Olivier Lepick : «Une dizaine d’années pour détruire les armes chimiques syriennes»

Olivier Lepick : «Une dizaine d’années pour détruire les armes chimiques syriennes»

Recenser puis détruire en Syrie des agents chimiques nécessitera beaucoup de temps et d’investissements de la communauté internationale, explique au Figaro Olivier Lepick, chercheur à la Fondation pour la recherche stratégique, spécialiste de ce domaine.

La proposition russe de placer sous contrôle international l’arsenal d’armes chimiques syrien est-elle réaliste?

Olivier LEPICK – Elle est particulièrement habile, et même diabolique, car elle a l’apparence du bon sens et de la bienveillance. La personne qui ne connaît pas le dossier peut penser que ce processus de destruction va être immédiat et qu’il est facile à mettre en œuvre. Rien n’est moins vrai: il est certes techniquement possible de contrôler et de détruire des agents chimiques, mais il faut au minimum une bonne dizaine d’années pour conduire un tel programme.

Sait-on exactement de combien d’armes chimiques disposent la Syrie?

On sait que le programme syrien d’armes chimiques est le plus important du Proche-Orient et qu’il est sans doute le plus important du monde. Ce pays a développé l’ensemble des moyens nécessaires à la fabrication et à la dissémination d’agents chimiques. On sait que la Syrie dispose de plusieurs centaines de tonnes d’agents chimiques, et notamment de la dernière génération d’armes chimiques que sont les neurotoxiques. On sait également que ce pays a progressivement constitué un robuste arsenal de dissémination de ces agents chimiques; qu’il posséde en nombre obus, roquettes et missiles. On a connaissance de la plupart des sites de stockage syriens.

«Le programme syrien d’armes chimiques est sans doute le plus important du monde»

Olivier Lepick

Mais il n’existe aucun document officiel syrien, puisque Damas n’a pas ratifié la Convention sur les armes chimiques de 1993?

C’est vrai. La Syrie n’a jamais reconnu posséder des armes chimiques. Mais elle est en train de le faire implicitement en participant à la proposition russe. Le premier pas que devrait effectuer le régime de Damas serait d’ailleurs de ratifier cette convention interdisant la fabrication, le stockage des armes chimiques, et ordonnant leur destruction sous contrôle international.

Olivier Lepick, en 2001.

Qui est le plus à même de mener cette opération de stockage et destruction de l’arsenal chimique syrien?

L’organisation pour l’interdiction des armes chimiques (OIAC en français, OPCW en anglais), qui dispose d’un corps d’inspecteurs internationaux habilités à faire respecter les termes de la convention de 1993. Il faut leur permettre de se déployer sur le sol syrien, sans doute en compagnie de personnels des Nations unies, pour commencer à recenser l’arsenal chimique de Damas. Il va de soi que l’OIAC comme l’ONU vont exiger que les conditions de sécurité de leurs personnels soient assurées, ce qui ne sera pas facile en pleine guerre civile…

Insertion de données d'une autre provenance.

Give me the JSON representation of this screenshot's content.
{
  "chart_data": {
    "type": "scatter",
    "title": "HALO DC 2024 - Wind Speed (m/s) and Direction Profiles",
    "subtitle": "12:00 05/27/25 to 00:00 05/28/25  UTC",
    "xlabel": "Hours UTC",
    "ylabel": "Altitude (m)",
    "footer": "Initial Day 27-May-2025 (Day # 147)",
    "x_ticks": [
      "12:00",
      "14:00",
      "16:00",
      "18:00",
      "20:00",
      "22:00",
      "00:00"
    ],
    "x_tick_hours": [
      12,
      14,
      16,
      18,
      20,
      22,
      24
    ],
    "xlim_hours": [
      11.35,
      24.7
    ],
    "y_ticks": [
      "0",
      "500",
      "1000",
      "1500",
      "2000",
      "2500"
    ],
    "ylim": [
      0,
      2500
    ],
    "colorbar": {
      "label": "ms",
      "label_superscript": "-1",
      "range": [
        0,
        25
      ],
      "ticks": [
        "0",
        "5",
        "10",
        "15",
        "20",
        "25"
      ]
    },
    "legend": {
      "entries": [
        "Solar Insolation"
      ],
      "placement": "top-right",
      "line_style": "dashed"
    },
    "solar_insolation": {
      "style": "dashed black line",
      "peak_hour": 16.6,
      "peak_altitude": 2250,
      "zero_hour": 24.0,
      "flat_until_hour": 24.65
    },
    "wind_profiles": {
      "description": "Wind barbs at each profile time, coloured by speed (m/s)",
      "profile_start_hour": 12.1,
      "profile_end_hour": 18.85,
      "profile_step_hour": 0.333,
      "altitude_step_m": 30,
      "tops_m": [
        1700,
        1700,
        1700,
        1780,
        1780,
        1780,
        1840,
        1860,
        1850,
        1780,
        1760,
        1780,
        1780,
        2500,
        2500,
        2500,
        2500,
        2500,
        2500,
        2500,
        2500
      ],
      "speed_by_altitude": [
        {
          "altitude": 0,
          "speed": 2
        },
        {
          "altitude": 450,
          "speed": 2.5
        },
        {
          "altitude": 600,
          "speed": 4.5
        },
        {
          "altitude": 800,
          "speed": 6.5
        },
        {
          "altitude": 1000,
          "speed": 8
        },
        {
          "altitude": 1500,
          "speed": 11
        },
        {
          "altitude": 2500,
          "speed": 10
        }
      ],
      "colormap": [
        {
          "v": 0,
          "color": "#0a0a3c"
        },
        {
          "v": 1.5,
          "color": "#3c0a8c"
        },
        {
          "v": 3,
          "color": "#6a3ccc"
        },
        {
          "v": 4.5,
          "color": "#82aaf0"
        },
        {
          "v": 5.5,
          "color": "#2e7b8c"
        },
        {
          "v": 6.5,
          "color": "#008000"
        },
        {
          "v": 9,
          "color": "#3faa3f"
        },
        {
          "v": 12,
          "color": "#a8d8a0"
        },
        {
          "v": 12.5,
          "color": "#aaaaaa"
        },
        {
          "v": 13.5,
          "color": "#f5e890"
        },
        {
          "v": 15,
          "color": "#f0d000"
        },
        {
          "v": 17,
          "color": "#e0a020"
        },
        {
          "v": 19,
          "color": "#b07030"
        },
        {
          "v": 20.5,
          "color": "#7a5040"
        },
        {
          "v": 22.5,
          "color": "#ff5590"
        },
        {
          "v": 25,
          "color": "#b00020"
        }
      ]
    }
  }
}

La communauté internationale s’est-elle déjà livrée par le passé au contrôle et à la destruction d’arsenaux chimiques?

Oui, les inspecteurs de l’OIAC ont une expérience en la matière, puisqu’ils ont supervisé les programmes de destruction d’arsenaux chimiques dans les pays signataires de la convention de 1993. Ce programme a notamment été conduit aux États-Unis et en Russie. Mais c’est un processus extrêmement long et complexe, qui, commencé dans ces deux pays dans les années 90, n’est toujours pas terminé.

Comment, concrètement, peut-on contrôler, stocker et détruire des produits chimiques?

Une fois l’arsenal chimique recensé, il faut construire dans le pays des usines pour détruire ces agents qui ne peuvent être transportés sans faire courir de grands risques pour la sécurité et l’environnement des populations. Les agents chimiques sont traités selon leurs spécificités, par incinération ou destruction chimique, dans les infrastructures industrielles construites à cet effet. Je le répète, l’ensemble du processus nécessite une bonne dizaine d’années.

À quoi servira-t-il de détruire le stock d’armes chimiques syriens, si ce pays continue parallèlement sa production d’agents toxiques?

Mais il est évident que si la Syrie s’engage dans ce processus, elle commencera par signer la convention de 1993, qui interdit la fabrication d’armes chimiques et autorise les inspections internationales.